In [1]:
import json
import os
from pathlib import Path
import pandas as pd
from scipy.stats import spearmanr

In [2]:
json_path = "./ladder_results.json"

with open(json_path, "r", encoding="utf-8") as f:
    data = json.load(f)

In [3]:
meta = data.get("meta", {})
rows = data.get("results", [])
df = pd.DataFrame(rows)

In [4]:
out_dir = Path("./results")
out_dir.mkdir(parents=True, exist_ok=True)

In [5]:
def spearman_rho(x, y):
    x = pd.to_numeric(pd.Series(x), errors="coerce")
    y = pd.to_numeric(pd.Series(y), errors="coerce")
    return float(spearmanr(x, y, nan_policy="omit").correlation)

In [6]:
def spearman_per_group(g, metric):
    x = pd.to_numeric(g["shuffle_frac"], errors="coerce")
    y = pd.to_numeric(g[metric], errors="coerce")
    return float(spearmanr(x, y, nan_policy="omit").correlation)

In [7]:
# Compute per dataset
spearman_ds_alg = (
    df.groupby(["dataset", "alg"], dropna=False)
      .apply(lambda g: pd.Series({
          "rho_NS": spearman_per_group(g, "NS"),
          "rho_SNS": spearman_per_group(g, "SNS")
      }))
      .reset_index()
)

by_dataset_csv = os.path.join(out_dir, "spearman_by_dataset.csv")
spearman_ds_alg.to_csv(by_dataset_csv, index=False)

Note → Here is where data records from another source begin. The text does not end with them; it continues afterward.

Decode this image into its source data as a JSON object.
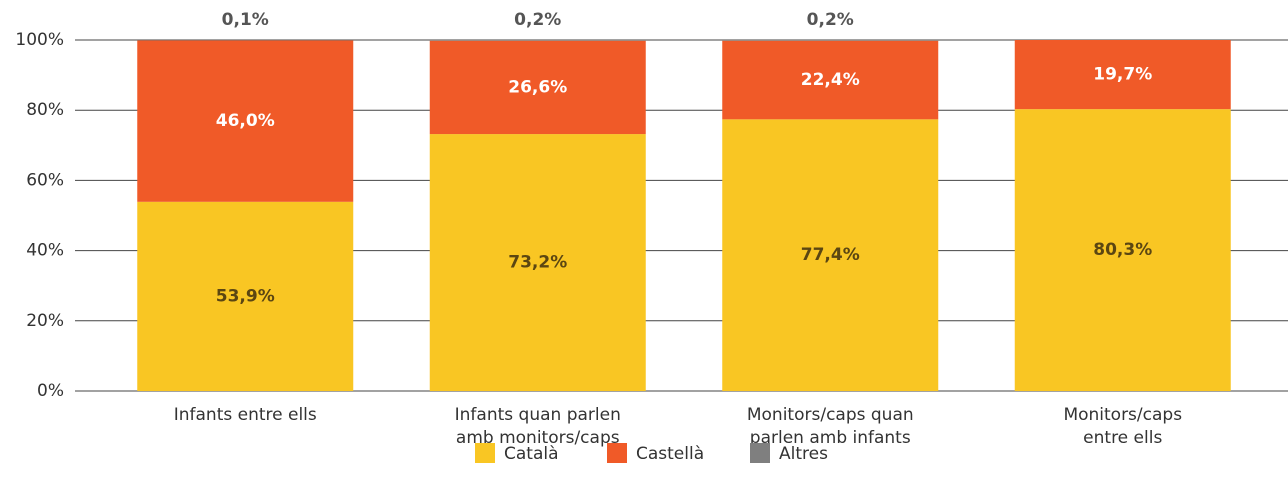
{
  "chart_data": {
    "type": "stacked_bar",
    "categories": [
      [
        "Infants entre ells"
      ],
      [
        "Infants quan parlen",
        "amb monitors/caps"
      ],
      [
        "Monitors/caps quan",
        "parlen amb infants"
      ],
      [
        "Monitors/caps",
        "entre ells"
      ]
    ],
    "series": [
      {
        "name": "Català",
        "color": "#f9c623",
        "values": [
          53.9,
          73.2,
          77.4,
          80.3
        ],
        "value_labels": [
          "53,9%",
          "73,2%",
          "77,4%",
          "80,3%"
        ],
        "label_color": "#5b4612"
      },
      {
        "name": "Castellà",
        "color": "#f05a28",
        "values": [
          46.0,
          26.6,
          22.4,
          19.7
        ],
        "value_labels": [
          "46,0%",
          "26,6%",
          "22,4%",
          "19,7%"
        ],
        "label_color": "#ffffff"
      },
      {
        "name": "Altres",
        "color": "#7f7f7f",
        "values": [
          0.1,
          0.2,
          0.2,
          null
        ],
        "value_labels": [
          "0,1%",
          "0,2%",
          "0,2%",
          null
        ],
        "label_color": "#555555"
      }
    ],
    "ylim": [
      0,
      100
    ],
    "yticks": [
      {
        "value": 0,
        "label": "0%"
      },
      {
        "value": 20,
        "label": "20%"
      },
      {
        "value": 40,
        "label": "40%"
      },
      {
        "value": 60,
        "label": "60%"
      },
      {
        "value": 80,
        "label": "80%"
      },
      {
        "value": 100,
        "label": "100%"
      }
    ],
    "grid": true,
    "legend": "bottom"
  }
}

  .apply(lambda g: pd.Series({


In [8]:
# Compute median across datasets
spearman_median = (
    spearman_ds_alg.groupby("alg", dropna=False)[["rho_NS", "rho_SNS"]]
                   .median()
                   .reset_index()
                   .sort_values("alg")
)

median_csv = os.path.join(out_dir, "spearman_median_by_alg.csv")
spearman_median.to_csv(median_csv, index=False)